Pagina:Della Porta - Le commedie II.djvu/335


atto secondo 323


Armellina. E mò non m’hai parlato?

Vignarolo. Lasciami parlare.

Armellina. E mò che fai?

Vignarolo. Ragiono pur, ma vorrei... .

Armellina. Che vorresti?

Vignarolo. Sí sí, sai che vorrei? che mi volessi bene.

Armellina. Io per me non ti vo’ male.

Vignarolo. So ben che non mi vuoi male: pur non mi vuoi bene.

Armellina. Che vorresti dunque che facessi?

Vignarolo. Tôrmi per marito.

Armellina. Son poverella, non ho dote da darti.

Vignarolo. Mi basta la grandezza de’ tuoi costumi e della tua natura.

Armellina. Non vo’ che alcuno mi pigli: vuo’ stare come sto.

Vignarolo. Se vuoi stare come stai, diventarai salvatica.

Armellina. Come?

Vignarolo.

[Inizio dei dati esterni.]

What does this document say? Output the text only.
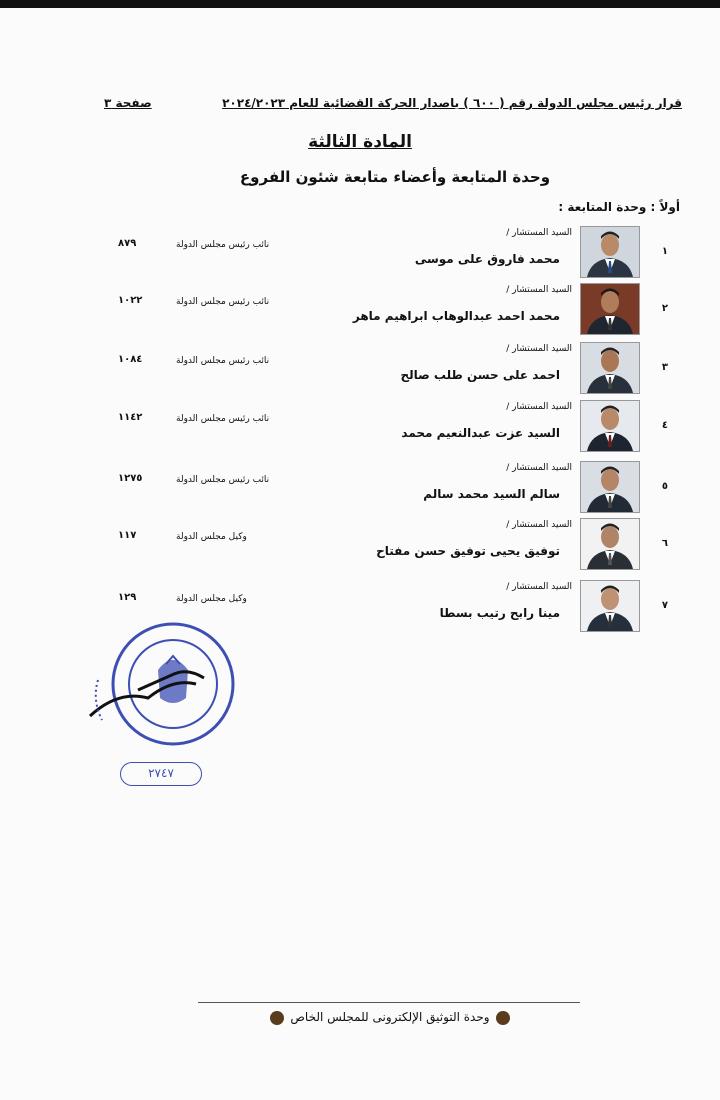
قرار رئيس مجلس الدولة رقم ( ٦٠٠ ) باصدار الحركة القضائية للعام ٢٠٢٤/٢٠٢٣
صفحة ٣
المادة الثالثة
وحدة المتابعة وأعضاء متابعة شئون الفروع
أولاً : وحدة المتابعة :
١
السيد المستشار /
محمد فاروق على موسى
نائب رئيس مجلس الدولة
٨٧٩
٢
السيد المستشار /
محمد احمد عبدالوهاب ابراهيم ماهر
نائب رئيس مجلس الدولة
١٠٢٢
٣
السيد المستشار /
احمد على حسن طلب صالح
نائب رئيس مجلس الدولة
١٠٨٤
٤
السيد المستشار /
السيد عزت عبدالنعيم محمد
نائب رئيس مجلس الدولة
١١٤٢
٥
السيد المستشار /
سالم السيد محمد سالم
نائب رئيس مجلس الدولة
١٢٧٥
٦
السيد المستشار /
توفيق يحيى توفيق حسن مفتاح
وكيل مجلس الدولة
١١٧
٧
السيد المستشار /
مينا رابح رتيب بسطا
وكيل مجلس الدولة
١٢٩
٢٧٤٧
وحدة التوثيق الإلكترونى للمجلس الخاص
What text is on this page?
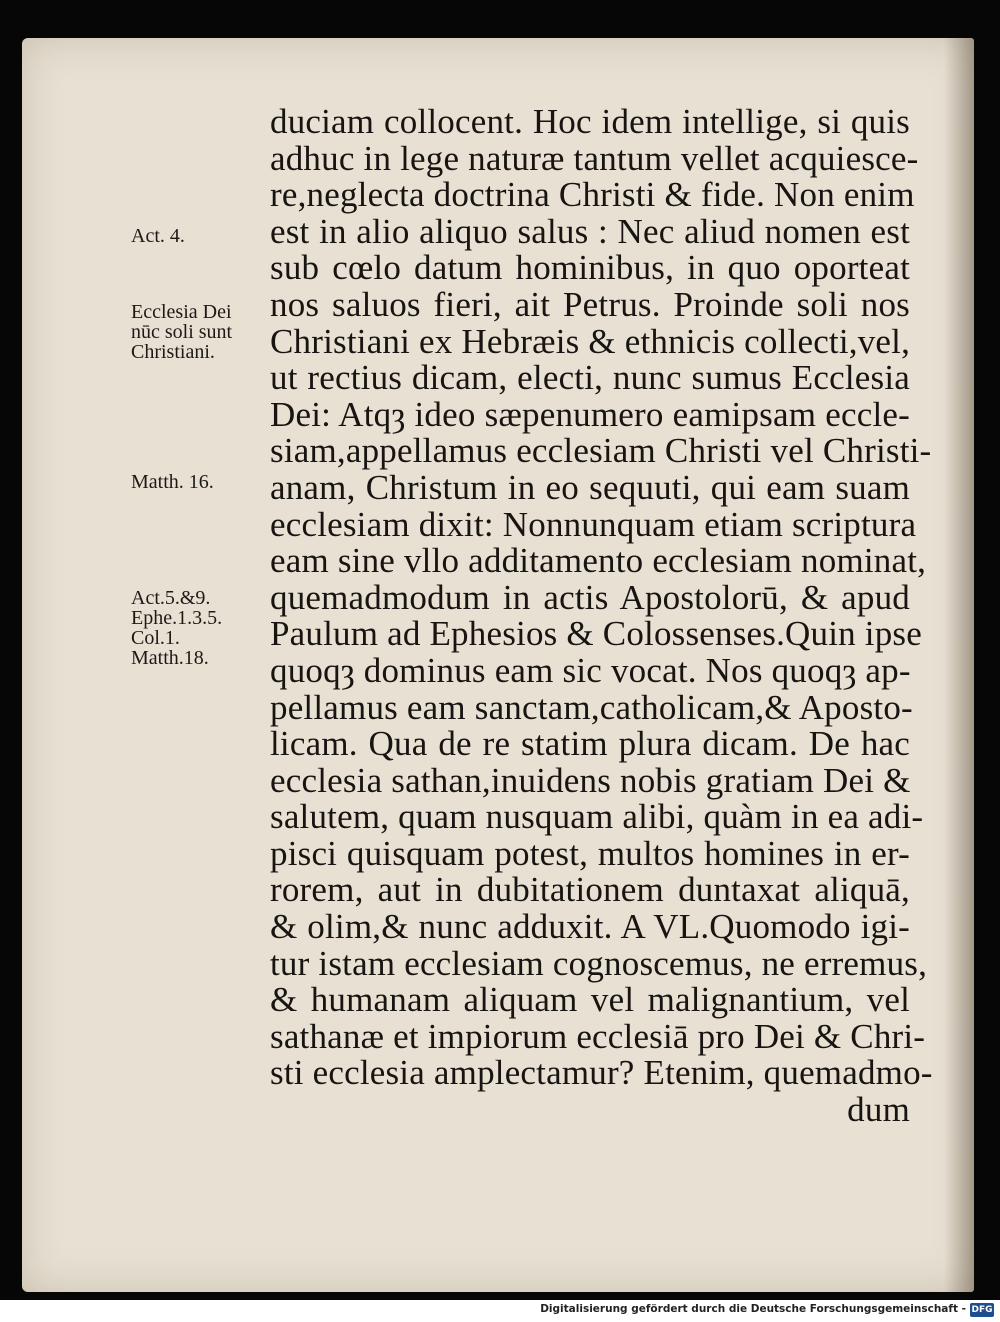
duciam collocent. Hoc idem intellige, si quis
adhuc in lege naturæ tantum vellet acquiesce-
re,neglecta doctrina Christi & fide. Non enim
est in alio aliquo salus : Nec aliud nomen est
sub cœlo datum hominibus, in quo oporteat
nos saluos fieri, ait Petrus. Proinde soli nos
Christiani ex Hebræis & ethnicis collecti,vel,
ut rectius dicam, electi, nunc sumus Ecclesia
Dei: Atqȝ ideo sæpenumero eamipsam eccle-
siam,appellamus ecclesiam Christi vel Christi-
anam, Christum in eo sequuti, qui eam suam
ecclesiam dixit: Nonnunquam etiam scriptura
eam sine vllo additamento ecclesiam nominat,
quemadmodum in actis Apostolorū, & apud
Paulum ad Ephesios & Colossenses.Quin ipse
quoqȝ dominus eam sic vocat. Nos quoqȝ ap-
pellamus eam sanctam,catholicam,& Aposto-
licam. Qua de re statim plura dicam. De hac
ecclesia sathan,inuidens nobis gratiam Dei &
salutem, quam nusquam alibi, quàm in ea adi-
pisci quisquam potest, multos homines in er-
rorem, aut in dubitationem duntaxat aliquā,
& olim,& nunc adduxit. A VL.Quomodo igi-
tur istam ecclesiam cognoscemus, ne erremus,
& humanam aliquam vel malignantium, vel
sathanæ et impiorum ecclesiā pro Dei & Chri-
sti ecclesia amplectamur? Etenim, quemadmo-
dum
Act. 4.
Ecclesia Dei
nūc soli sunt
Christiani.
Matth. 16.
Act.5.&9.
Ephe.1.3.5.
Col.1.
Matth.18.
Digitalisierung gefördert durch die Deutsche Forschungsgemeinschaft - DFG
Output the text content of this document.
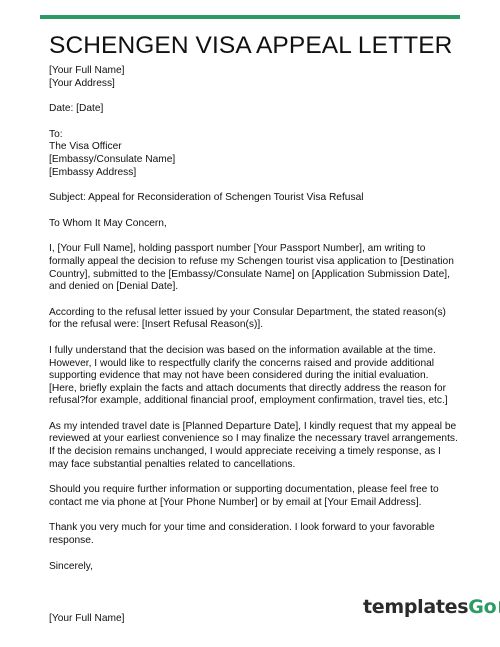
SCHENGEN VISA APPEAL LETTER

[Your Full Name]

[Your Address]

Date: [Date]

To:

The Visa Officer

[Embassy/Consulate Name]

[Embassy Address]

Subject: Appeal for Reconsideration of Schengen Tourist Visa Refusal

To Whom It May Concern,

I, [Your Full Name], holding passport number [Your Passport Number], am writing to formally appeal the decision to refuse my Schengen tourist visa application to [Destination Country], submitted to the [Embassy/Consulate Name] on [Application Submission Date], and denied on [Denial Date].

According to the refusal letter issued by your Consular Department, the stated reason(s) for the refusal were: [Insert Refusal Reason(s)].

I fully understand that the decision was based on the information available at the time. However, I would like to respectfully clarify the concerns raised and provide additional supporting evidence that may not have been considered during the initial evaluation. [Here, briefly explain the facts and attach documents that directly address the reason for refusal?for example, additional financial proof, employment confirmation, travel ties, etc.]

As my intended travel date is [Planned Departure Date], I kindly request that my appeal be reviewed at your earliest convenience so I may finalize the necessary travel arrangements. If the decision remains unchanged, I would appreciate receiving a timely response, as I may face substantial penalties related to cancellations.

Should you require further information or supporting documentation, please feel free to contact me via phone at [Your Phone Number] or by email at [Your Email Address].

Thank you very much for your time and consideration. I look forward to your favorable response.

Sincerely,

[Your Full Name]

templatesGo
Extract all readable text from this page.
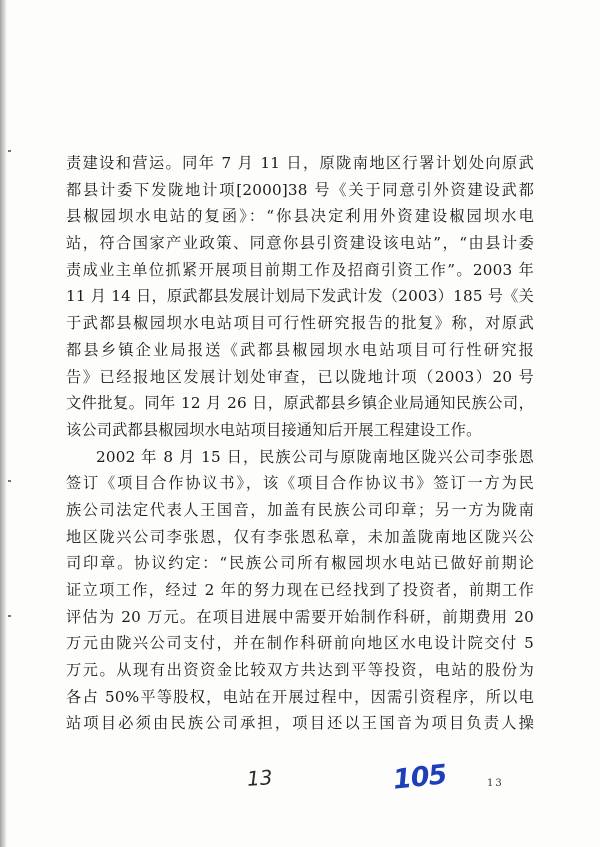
责建设和营运。同年 7 月 11 日，原陇南地区行署计划处向原武
都县计委下发陇地计项[2000]38 号《关于同意引外资建设武都
县椒园坝水电站的复函》：“你县决定利用外资建设椒园坝水电
站，符合国家产业政策、同意你县引资建设该电站”，“由县计委
责成业主单位抓紧开展项目前期工作及招商引资工作”。2003 年
11 月 14 日，原武都县发展计划局下发武计发（2003）185 号《关
于武都县椒园坝水电站项目可行性研究报告的批复》称，对原武
都县乡镇企业局报送《武都县椒园坝水电站项目可行性研究报
告》已经报地区发展计划处审查，已以陇地计项（2003）20 号
文件批复。同年 12 月 26 日，原武都县乡镇企业局通知民族公司，
该公司武都县椒园坝水电站项目接通知后开展工程建设工作。
2002 年 8 月 15 日，民族公司与原陇南地区陇兴公司李张恩
签订《项目合作协议书》，该《项目合作协议书》签订一方为民
族公司法定代表人王国音，加盖有民族公司印章；另一方为陇南
地区陇兴公司李张恩，仅有李张恩私章，未加盖陇南地区陇兴公
司印章。协议约定：“民族公司所有椒园坝水电站已做好前期论
证立项工作，经过 2 年的努力现在已经找到了投资者，前期工作
评估为 20 万元。在项目进展中需要开始制作科研，前期费用 20
万元由陇兴公司支付，并在制作科研前向地区水电设计院交付 5
万元。从现有出资资金比较双方共达到平等投资，电站的股份为
各占 50%平等股权，电站在开展过程中，因需引资程序，所以电
站项目必须由民族公司承担，项目还以王国音为项目负责人操
13	105	13
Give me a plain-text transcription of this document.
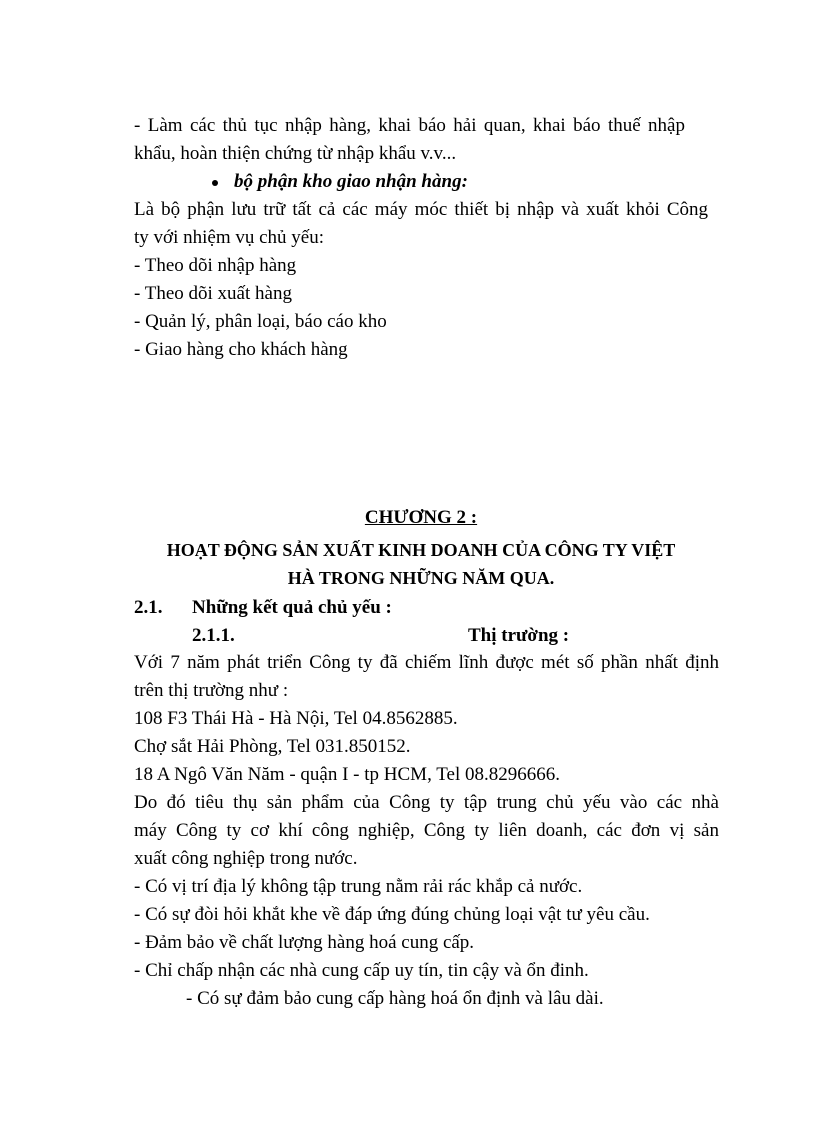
- Làm các thủ tục nhập hàng, khai báo hải quan, khai báo thuế nhập
khẩu, hoàn thiện chứng từ nhập khẩu v.v...
bộ phận kho giao nhận hàng:
Là bộ phận lưu trữ tất cả các máy móc thiết bị nhập và xuất khỏi Công
ty với nhiệm vụ chủ yếu:
- Theo dõi nhập hàng
- Theo dõi xuất hàng
- Quản lý, phân loại, báo cáo kho
- Giao hàng cho khách hàng
CHƯƠNG 2 :
HOẠT ĐỘNG SẢN XUẤT KINH DOANH CỦA CÔNG TY VIỆT
HÀ TRONG NHỮNG NĂM QUA.
2.1. Những kết quả chủ yếu :
2.1.1.	Thị trường :
Với 7 năm phát triển Công ty đã chiếm lĩnh được mét số phần nhất định
trên thị trường như :
108 F3 Thái Hà - Hà Nội, Tel 04.8562885.
Chợ sắt Hải Phòng, Tel 031.850152.
18 A Ngô Văn Năm - quận I - tp HCM, Tel 08.8296666.
Do đó tiêu thụ sản phẩm của Công ty tập trung chủ yếu vào các nhà
máy Công ty cơ khí công nghiệp, Công ty liên doanh, các đơn vị sản
xuất công nghiệp trong nước.
- Có vị trí địa lý không tập trung nằm rải rác khắp cả nước.
- Có sự đòi hỏi khắt khe về đáp ứng đúng chủng loại vật tư yêu cầu.
- Đảm bảo về chất lượng hàng hoá cung cấp.
- Chỉ chấp nhận các nhà cung cấp uy tín, tin cậy và ổn đinh.
- Có sự đảm bảo cung cấp hàng hoá ổn định và lâu dài.
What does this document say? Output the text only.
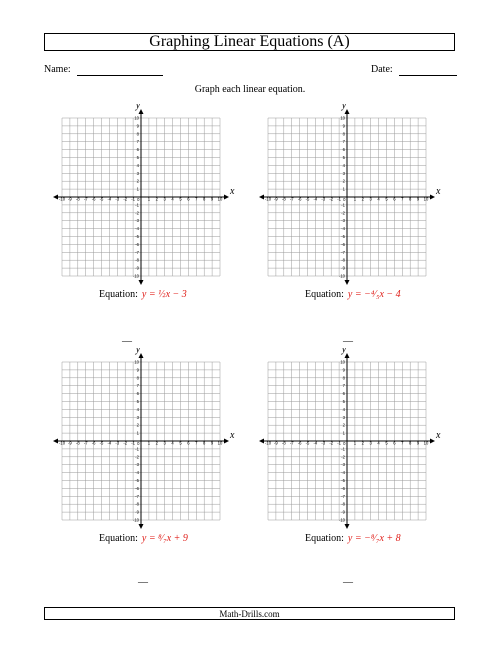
Graphing Linear Equations (A)
Name:	Date:
Graph each linear equation.
x
y
-10
-10
-9
-9
-8
-8
-7
-7
-6
-6
-5
-5
-4
-4
-3
-3
-2
-2
-1
-1
1
1
2
2
3
3
4
4
5
5
6
6
7
7
8
8
9
9
10
10
0
Equation: y = ½x − 3
—
x
y
-10
-10
-9
-9
-8
-8
-7
-7
-6
-6
-5
-5
-4
-4
-3
-3
-2
-2
-1
-1
1
1
2
2
3
3
4
4
5
5
6
6
7
7
8
8
9
9
10
10
0
Equation: y = −⁴⁄₅x − 4
—
x
y
-10
-10
-9
-9
-8
-8
-7
-7
-6
-6
-5
-5
-4
-4
-3
-3
-2
-2
-1
-1
1
1
2
2
3
3
4
4
5
5
6
6
7
7
8
8
9
9
10
10
0
Equation: y = ⁸⁄₇x + 9
—
x
y
-10
-10
-9
-9
-8
-8
-7
-7
-6
-6
-5
-5
-4
-4
-3
-3
-2
-2
-1
-1
1
1
2
2
3
3
4
4
5
5
6
6
7
7
8
8
9
9
10
10
0
Equation: y = −⁸⁄₇x + 8
—
Math-Drills.com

La vite come sta sola cade in terra e s’insalvatichisce: la donna è la vite, l’uomo è il palo; se non ha il palo dove s’appoggia, sta male.

Armellina. Impalato possi esser tu da’ turchi!

Vignarolo. Ah, traditora, perché mi maledici?

Armellina. Burlo cosí con te.

Vignarolo. Ed io me lo prendo da dovero. Io non amo al mondo altri che te. Tutto il giorno piango e mi tormento, e per chi, ah? per te, lupa, cagna che ti mangi il mio cuore; e tanto potrei star senza amarti quanto far volar un asino. Se tu vuoi essere mia moglie, dal primo giorno ti fo donna e madonna di tutte le mie robbe, te le porrò in mano che le maneggi a tuo modo. Beata te, se tu farai a mio modo!

Armellina. Io vo’ che tu facci a mio modo.

Vignarolo. Facciasi, se non al mio, al tuo modo: tutto torna in uno, purché non resti di fuora. Ma io vorrei una grazia da’ cieli.

Armellina. Ed io un’altra.

Vignarolo. Che vorresti?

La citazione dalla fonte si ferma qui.